No meio de uma multidão adornada com as melhores jóias e relíquias de outros tempos, com os seus vestidos pomposos e os seus copos finos com bebidas caras, não consigo deixar de me sentir revoltada. Observo todo e qualquer rosto, a tentar perceber se eles agem assim porque realmente são assim, apedrejados de ignorância, ou se não passa de uma farsa tal como nós. Há tanta fome em redor das fronteiras e aqui há comida a mais. Questiono-me se sou a única que pensa desta forma.
Kai encontra-se ao meu lado, rígido. O seu olhar atento a qualquer indivíduo que se movimente. Ele não liga nem um pouco a todo o luxo exagerado que nos rodeia, o que me leva a crer que ou ele realmente não se importa com isso e não é impressionável ou então está habituado a estes círculos. Pela postura que assume, muito semelhante à que identifiquei em Annaleah mais cedo, opto pela segunda opção.
Durante o meu treino no Quartel, também houve ocasiões em que tive de atender a festas assim, com um único propósito: mostrar-nos como a próxima geração que manteria a nossa população segura. No entanto, nunca atendi a nenhuma que tivesse tanta pompa e luxo e desperdício. Que fantochada. Os meus olhos circundam mais uma vez a sala. Este grupo de pessoas não merece estar segura.
– Consegues vê-lo? – Annaleah pergunta.
Kai abana a cabeça. – Talvez ainda não tenha chegado. Já sabes como ele é.
Antes de conseguir controlar a minha curiosidade, inquiro: – De onde o conhecem ao certo?
O rapaz responde-me num suspiro. – Vamos dizer que já fizemos parte das crenças dele e de todos os resistentes.
Apesar de já desconfiar, a surpresa toma conta do meu corpo. Eles fizeram parte da Resistência. Agora, tudo faz sentido.

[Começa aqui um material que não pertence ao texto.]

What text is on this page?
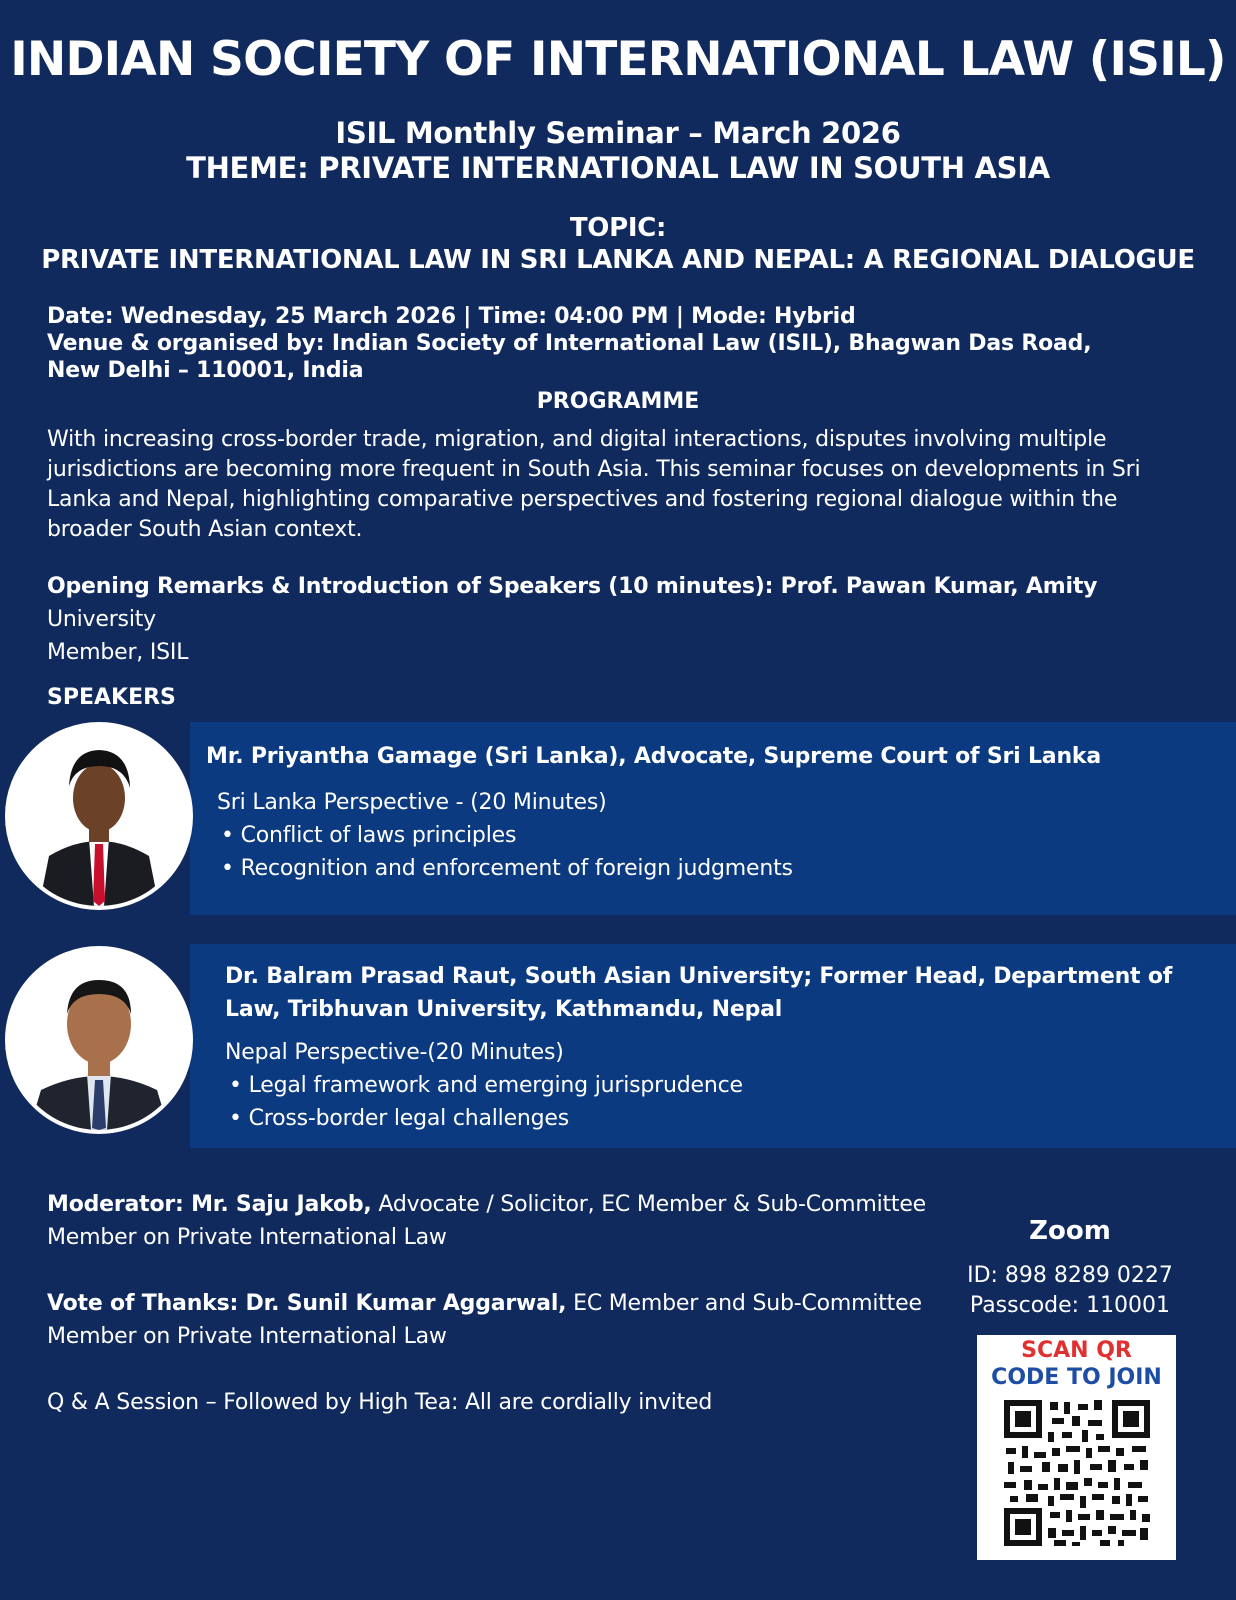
INDIAN SOCIETY OF INTERNATIONAL LAW (ISIL)
ISIL Monthly Seminar – March 2026
THEME: PRIVATE INTERNATIONAL LAW IN SOUTH ASIA
TOPIC:
PRIVATE INTERNATIONAL LAW IN SRI LANKA AND NEPAL: A REGIONAL DIALOGUE
Date: Wednesday, 25 March 2026 | Time: 04:00 PM | Mode: Hybrid
Venue & organised by: Indian Society of International Law (ISIL), Bhagwan Das Road,
New Delhi – 110001, India
PROGRAMME
With increasing cross-border trade, migration, and digital interactions, disputes involving multiple jurisdictions are becoming more frequent in South Asia. This seminar focuses on developments in Sri Lanka and Nepal, highlighting comparative perspectives and fostering regional dialogue within the broader South Asian context.
Opening Remarks & Introduction of Speakers (10 minutes): Prof. Pawan Kumar, Amity University
Member, ISIL
SPEAKERS
Mr. Priyantha Gamage (Sri Lanka), Advocate, Supreme Court of Sri Lanka
Sri Lanka Perspective - (20 Minutes)
• Conflict of laws principles
• Recognition and enforcement of foreign judgments
Dr. Balram Prasad Raut, South Asian University; Former Head, Department of
Law, Tribhuvan University, Kathmandu, Nepal
Nepal Perspective-(20 Minutes)
• Legal framework and emerging jurisprudence
• Cross-border legal challenges
Moderator: Mr. Saju Jakob, Advocate / Solicitor, EC Member & Sub-Committee
Member on Private International Law
Vote of Thanks: Dr. Sunil Kumar Aggarwal, EC Member and Sub-Committee
Member on Private International Law
Q & A Session – Followed by High Tea: All are cordially invited
Zoom
ID: 898 8289 0227
Passcode: 110001
SCAN QR
CODE TO JOIN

– Porque não me disseram antes que fazem parte deles?
– Fizemos – Annaleah corrige-me. – Há mais de um ano que deixámos tudo isso para trás.
– Qual foi o motivo?
Kai desvia a sua atenção para mim, durante instantes. No seu olhar, não percebo o que vejo. Será tristeza, raiva? Com ele é impossível saber.

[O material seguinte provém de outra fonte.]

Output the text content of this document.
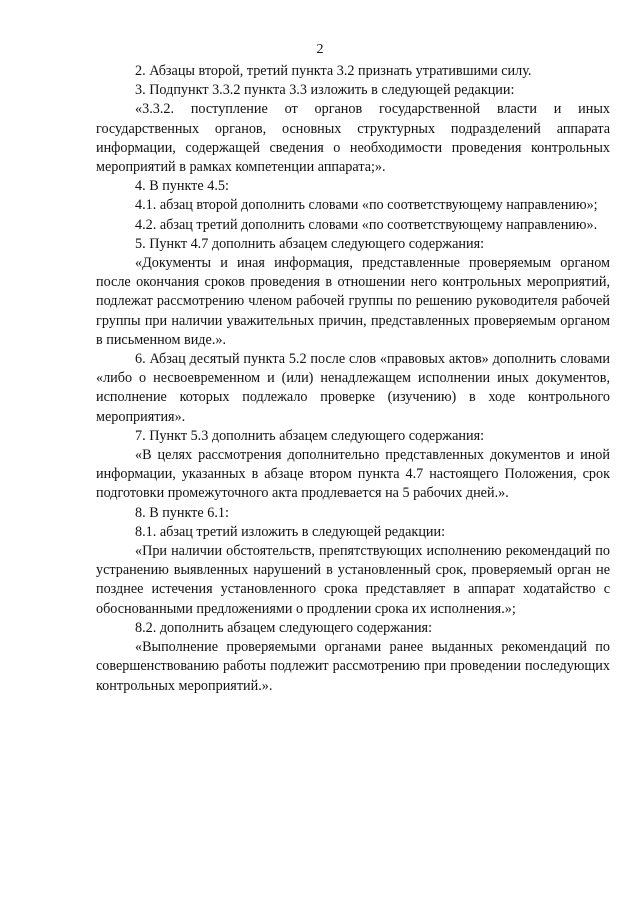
2

2. Абзацы второй, третий пункта 3.2 признать утратившими силу.

3. Подпункт 3.3.2 пункта 3.3 изложить в следующей редакции:

«3.3.2. поступление от органов государственной власти и иных государственных органов, основных структурных подразделений аппарата информации, содержащей сведения о необходимости проведения контрольных мероприятий в рамках компетенции аппарата;».

4. В пункте 4.5:

4.1. абзац второй дополнить словами «по соответствующему направлению»;

4.2. абзац третий дополнить словами «по соответствующему направлению».

5. Пункт 4.7 дополнить абзацем следующего содержания:

«Документы и иная информация, представленные проверяемым органом после окончания сроков проведения в отношении него контрольных мероприятий, подлежат рассмотрению членом рабочей группы по решению руководителя рабочей группы при наличии уважительных причин, представленных проверяемым органом в письменном виде.».

6. Абзац десятый пункта 5.2 после слов «правовых актов» дополнить словами «либо о несвоевременном и (или) ненадлежащем исполнении иных документов, исполнение которых подлежало проверке (изучению) в ходе контрольного мероприятия».

7. Пункт 5.3 дополнить абзацем следующего содержания:

«В целях рассмотрения дополнительно представленных документов и иной информации, указанных в абзаце втором пункта 4.7 настоящего Положения, срок подготовки промежуточного акта продлевается на 5 рабочих дней.».

8. В пункте 6.1:

8.1. абзац третий изложить в следующей редакции:

«При наличии обстоятельств, препятствующих исполнению рекомендаций по устранению выявленных нарушений в установленный срок, проверяемый орган не позднее истечения установленного срока представляет в аппарат ходатайство с обоснованными предложениями о продлении срока их исполнения.»;

8.2. дополнить абзацем следующего содержания:

«Выполнение проверяемыми органами ранее выданных рекомендаций по совершенствованию работы подлежит рассмотрению при проведении последующих контрольных мероприятий.».
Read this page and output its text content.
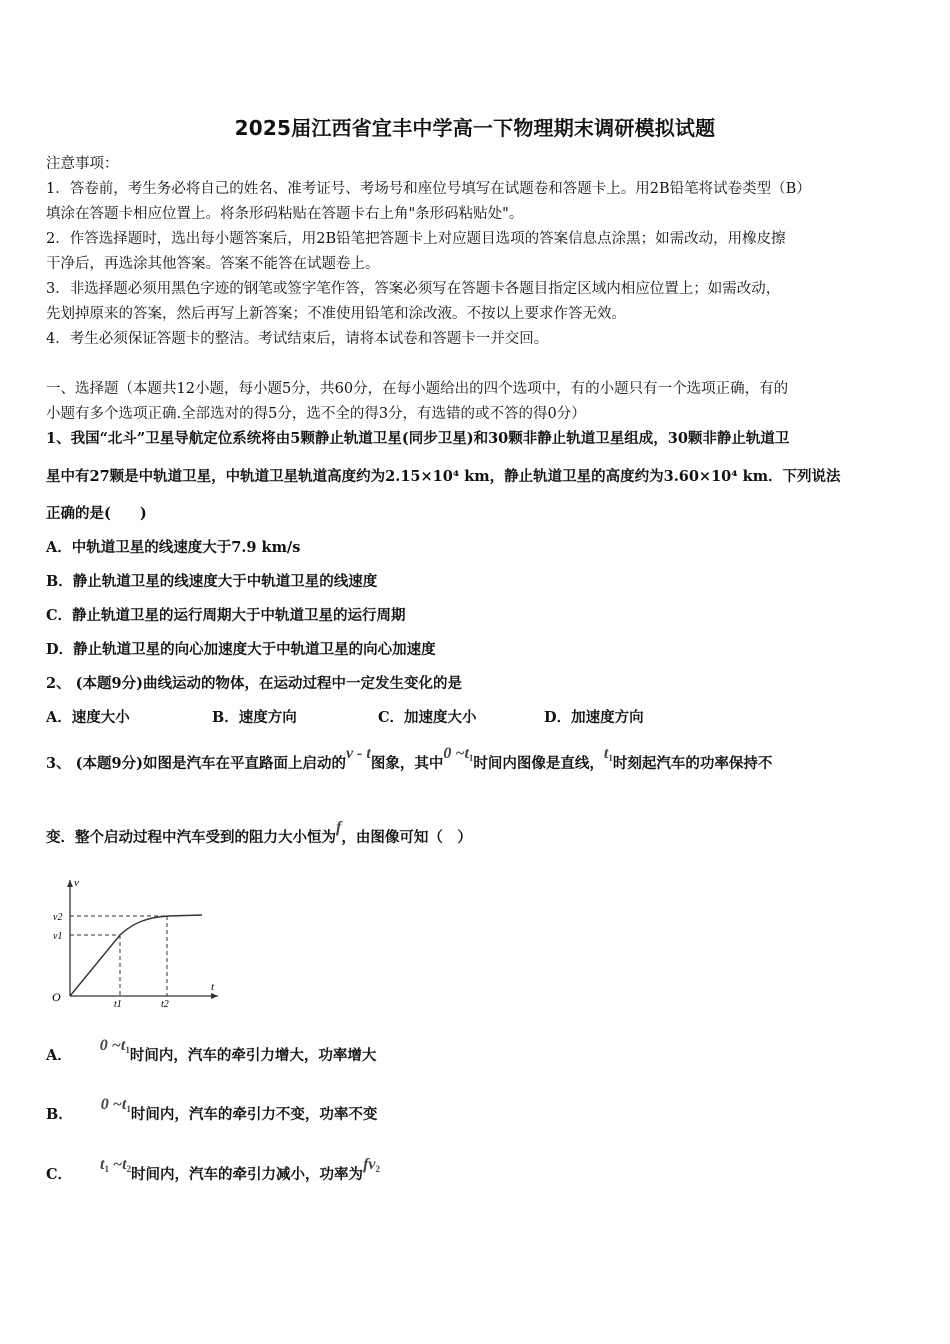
2025届江西省宜丰中学高一下物理期末调研模拟试题
注意事项：
1．答卷前，考生务必将自己的姓名、准考证号、考场号和座位号填写在试题卷和答题卡上。用2B铅笔将试卷类型（B）
填涂在答题卡相应位置上。将条形码粘贴在答题卡右上角"条形码粘贴处"。
2．作答选择题时，选出每小题答案后，用2B铅笔把答题卡上对应题目选项的答案信息点涂黑；如需改动，用橡皮擦
干净后，再选涂其他答案。答案不能答在试题卷上。
3．非选择题必须用黑色字迹的钢笔或签字笔作答，答案必须写在答题卡各题目指定区域内相应位置上；如需改动，
先划掉原来的答案，然后再写上新答案；不准使用铅笔和涂改液。不按以上要求作答无效。
4．考生必须保证答题卡的整洁。考试结束后，请将本试卷和答题卡一并交回。
一、选择题（本题共12小题，每小题5分，共60分，在每小题给出的四个选项中，有的小题只有一个选项正确，有的
小题有多个选项正确.全部选对的得5分，选不全的得3分，有选错的或不答的得0分）
1、我国“北斗”卫星导航定位系统将由5颗静止轨道卫星(同步卫星)和30颗非静止轨道卫星组成，30颗非静止轨道卫
星中有27颗是中轨道卫星，中轨道卫星轨道高度约为2.15×10⁴ km，静止轨道卫星的高度约为3.60×10⁴ km．下列说法
正确的是(　　)
A．中轨道卫星的线速度大于7.9 km/s
B．静止轨道卫星的线速度大于中轨道卫星的线速度
C．静止轨道卫星的运行周期大于中轨道卫星的运行周期
D．静止轨道卫星的向心加速度大于中轨道卫星的向心加速度
2、 (本题9分)曲线运动的物体，在运动过程中一定发生变化的是
A．速度大小	B．速度方向	C．加速度大小	D．加速度方向
3、 (本题9分)如图是汽车在平直路面上启动的v - t图象，其中0 $\sim t_1$时间内图像是直线，$t_1$时刻起汽车的功率保持不
变．整个启动过程中汽车受到的阻力大小恒为f，由图像可知（　）
v
t
O
v2
v1
t1	t2
A．0 $\sim t_1$时间内，汽车的牵引力增大，功率增大
B．0 $\sim t_1$时间内，汽车的牵引力不变，功率不变
C．$t_1$ $\sim t_2$时间内，汽车的牵引力减小，功率为$fv_2$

– Rick cresceu connosco num mundo onde tudo o que nos foi ensinado foi o ódio pelo Estado. Quando deixámos de concordar com as medidas deles, viemo-nos embora. O Rick ficou.
Baixo o meu olhar. Não me arrependo da questão, mas arrependo-me do que provavelmente eles estão a sentir ao reviver tudo. Tudo o que sei da Resistência não me faz querer ser a melhor amiga deles, aliás se houvesse outra alternativa não estaria aqui. Mas há algo que não podemos negar: tudo o que eles fazem, fazem em prol do povo. Todos os seus ataques à Alta Sociedade, ao Presidente Ross em si. Sem eles, muito provavelmente, milhares teriam já perecido de fome ou por falta de outro recurso.